Who needs earthquakes, when the tectonic plates in my very BEing are making their own dramatic shifts?!

Back in January, I remember the feeling of self-satisfaction as I unabashedly spoke my birthday wish aloud to my circle of luminous-hearted women– to “create my own wealth and success and never need a man to save me again”…

Or something like that.

And now, six more moons of sand in the hour glass, and I don’t even recognize the woman who sang such a wish.  The world inside me has been destroyed and reborn… a few times over.

As I mentioned before, when I got to the Bay Area, I was *lovingly* pummeled by the reality that this is NOT a place for a single mom of a two year old.  At least if she actually wants to BE with her two year old.

A couple of weeks ago, I stood still at an OVERT fork in the road.  One Path was sensual massage– this was the way of the woman who “does not need a man”.  A woman who is fiercely committed to doing it alone. An activism against the engulfing swampish mess of fairytale fantasies she was indoctrinated with, since forever.  

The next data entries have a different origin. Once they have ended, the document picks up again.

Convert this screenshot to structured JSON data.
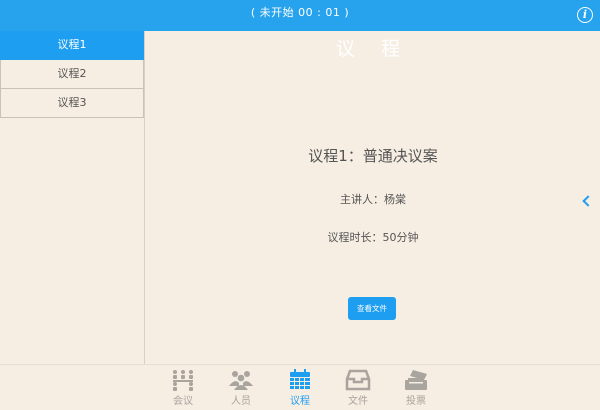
{
  "header": {
    "title": "议 程",
    "status": "( 未开始 00 : 01 )",
    "info_icon": "info-icon"
  },
  "sidebar": {
    "items": [
      {
        "label": "议程1",
        "active": true
      },
      {
        "label": "议程2",
        "active": false
      },
      {
        "label": "议程3",
        "active": false
      }
    ]
  },
  "main": {
    "agenda_title": "议程1：普通决议案",
    "presenter": "主讲人：杨棠",
    "duration": "议程时长：50分钟",
    "view_file_label": "查看文件",
    "collapse_icon": "chevron-left-icon"
  },
  "bottom_nav": {
    "items": [
      {
        "label": "会议",
        "icon": "meeting-icon",
        "active": false
      },
      {
        "label": "人员",
        "icon": "people-icon",
        "active": false
      },
      {
        "label": "议程",
        "icon": "calendar-icon",
        "active": true
      },
      {
        "label": "文件",
        "icon": "inbox-icon",
        "active": false
      },
      {
        "label": "投票",
        "icon": "vote-icon",
        "active": false
      }
    ]
  },
  "colors": {
    "accent": "#1e9ef1",
    "header": "#27a3ee",
    "background": "#f6ede3",
    "inactive_nav": "#a9a49e"
  }
}
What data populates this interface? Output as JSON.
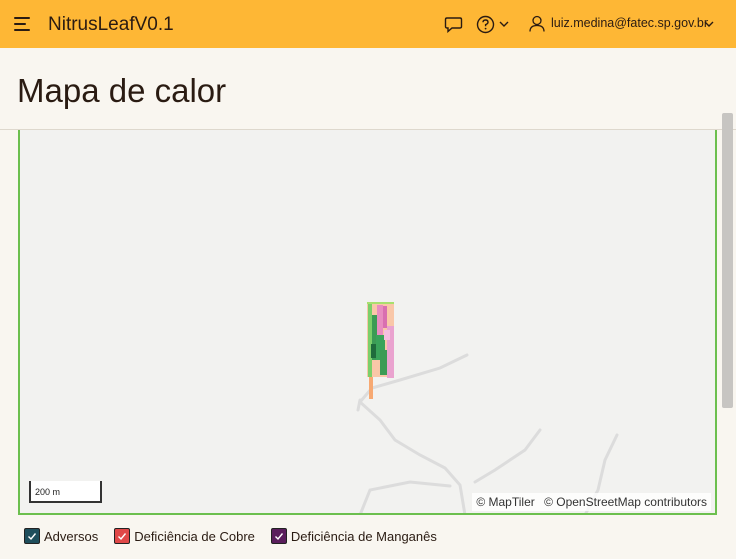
{
  "app": {
    "title": "NitrusLeafV0.1"
  },
  "header": {
    "icons": [
      "menu-icon",
      "chat-icon",
      "help-icon",
      "chevron-down-icon",
      "user-icon"
    ],
    "user_email": "luiz.medina@fatec.sp.gov.br"
  },
  "page": {
    "title": "Mapa de calor"
  },
  "map": {
    "scale_label": "200 m",
    "attribution": [
      "© MapTiler",
      "© OpenStreetMap contributors"
    ]
  },
  "legend": [
    {
      "label": "Adversos",
      "color": "#1f4e5c"
    },
    {
      "label": "Deficiência de Cobre",
      "color": "#e04848"
    },
    {
      "label": "Deficiência de Manganês",
      "color": "#5a1e5c"
    }
  ]
}
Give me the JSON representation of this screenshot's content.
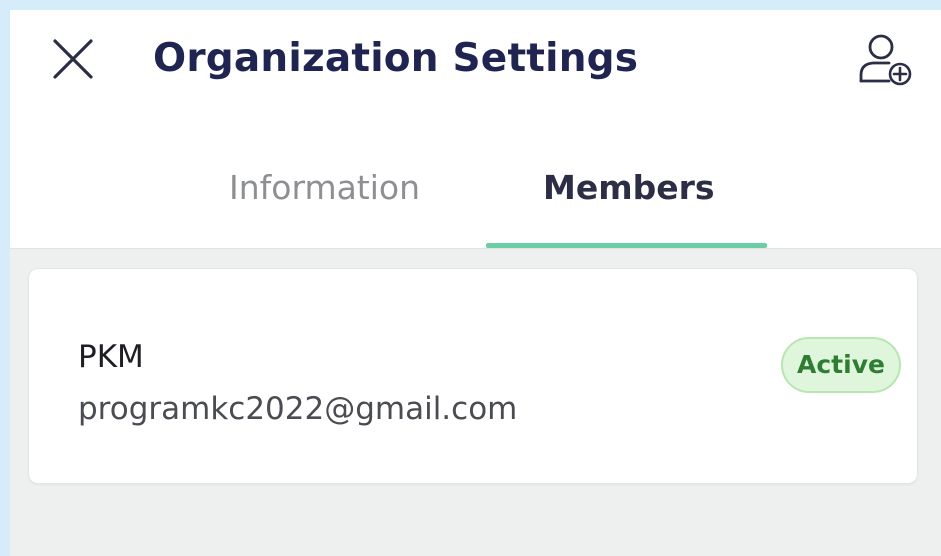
{
  "header": {
    "title": "Organization Settings",
    "close_icon": "close-icon",
    "add_member_icon": "add-user-icon"
  },
  "tabs": [
    {
      "label": "Information",
      "selected": false
    },
    {
      "label": "Members",
      "selected": true
    }
  ],
  "members": [
    {
      "name": "PKM",
      "email": "programkc2022@gmail.com",
      "status": "Active"
    }
  ],
  "colors": {
    "title": "#1f2450",
    "tab_indicator": "#6bcfa6",
    "status_active_bg": "#dff6dc",
    "status_active_text": "#2f7d33"
  }
}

The other Path was a winged leap of faith to the romantic land of Italy, where lives a man who deeply loves said woman and her daughter and wishes to help and support Her as she builds her dreams and lives her LOVE for the wellbeing of ALL.  

The best choice seems obvious from here.

But from the perspective of the woman who made a birthday wish for sovereignty and independence… turning to a man for support appeared weak.  

I chose that “weak” Path.

In a flash came a call from the goddess Dianne- diehard Athena Grace fan from Australia- to tell me that my choice was POWERFUL.  That opening my heart to the love and devotion of a Partner is something I deeply deserve.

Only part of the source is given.